Congratulations to Curtis's 2023 GRAMMY Winners!
The 2023 GRAMMY Awards Premiere Ceremony was held on Sunday, February 5, at the Microsoft Arena in Los Angeles. Among those nominated for awards this year were several celebrated faculty and alumni of Curtis who stand in the front rank of classical musicians around the world. Critically acclaimed ensemble Time for Three and renowned conductor Yannick Nézet-Séguin won awards.
Alumni Nicholas Kendall (Violin ’01) and Ranaan Meyer (Double Bass ’03) and violinist Charles Yang of Time for Three won Best Classical Instrumental Recording for their recording Letters for the Future, under the baton of Xian Zhang with The Philadelphia Orchestra. The trio also performed on the Kevin Puts Contact recording, which won Best Contemporary Classical Composition with Maestro Zhang and The Philadelphia Orchestra.
Michelle Cann (Piano ’13), Eleanor Sokoloff Chair in Piano Studies at Curtis, was the featured soloist on Works by Florence Price, Jessie Montgomery, and Valerie Coleman with the New York Youth Symphony, which won the GRAMMY for Best Orchestral Performance. Ms. Cann, a champion of Price’s music, performed the composer’s Piano Concerto in One Movement, the premiere recording of the composer’s newly-discovered original orchestration.
Mentor conductor Yannick Nézet-Séguin, internationally renowned music director of New York’s Metropolitan Opera and The Philadelphia Orchestra, won the GRAMMY Award for Best Opera Recording (for Blanchard: Fire Shut Up In My Bones with the Metropolitan Opera).
Mr. Nézet-Séguin also won Best Classical Solo Vocal Album (for Voice of Nature – The Anthropocene with Renée Fleming), for which he accompanied the internationally lauded soprano at the piano. This collection of works on climate change features curated selections from the Romantic era to new commissions from Nico Muhly, Caroline Shaw, and Kevin Puts.
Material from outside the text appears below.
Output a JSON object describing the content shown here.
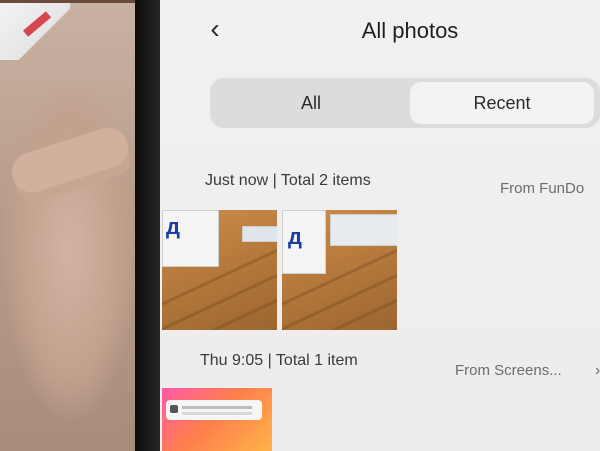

Curtis Faculty and Alumni Nominees for the 2023 GRAMMY Awards
The Dover Quartet, Curtis alumni and Penelope P. Watkins Ensemble in Residence, was nominated for Best Chamber Music/Small Ensemble Performance for their album Beethoven: Complete String Quartets, Volume 2 – The Middle Quartets. The Dover Quartet was also on the Ligneous Suite recording, nominated for Best Contemporary Classical Composition.
Alumna Hilary Hahn (Violin ’99) was nominated in the Best Classical Instrumental Solo category for composer Michael Abels’s Isolation Variation. Los Angeles-based ensemble Wild Up, a modern musical collective which includes Curtis alumna JIJI (Guitar ’15), was nominated for Best Orchestral Performance with Eastman: Stay On It, taken from the second entry in Wild Up’s seven-volume anthology celebrating Julius Eastman (Piano ’63).
Alumna J’Nai Bridges (Opera ’12) was a collaborative artist on Okpebholo: Lord, How Come Me Here?, nominated for Best Classical Solo Vocal Album for baritone Will Liverman and pianist Paul Sánchez. Alumnus Nicholas Cords (Viola ’97), part of acclaimed quartet Brooklyn Rider, joined tenor Nicholas Phan, conductor Eric Jacobson, young orchestra The Knights, and countertenor Reginald Mobley for the nominated album Stranger – Works For Tenor by Nico Muhly.
In addition to the above wins, Yannick Nézet-Séguin received nominations for Best Choral Performance (for Verdi: Requiem – The Met Remembers 9/11) with Eric Owens (Opera ’95), Director, Vocal Studies and the Curtis Opera Theatre, and Best Classical Compendium (for A Concert For Ukraine with the Metropolitan Opera Orchestra).
Congratulations to all of this year’s nominees and winners!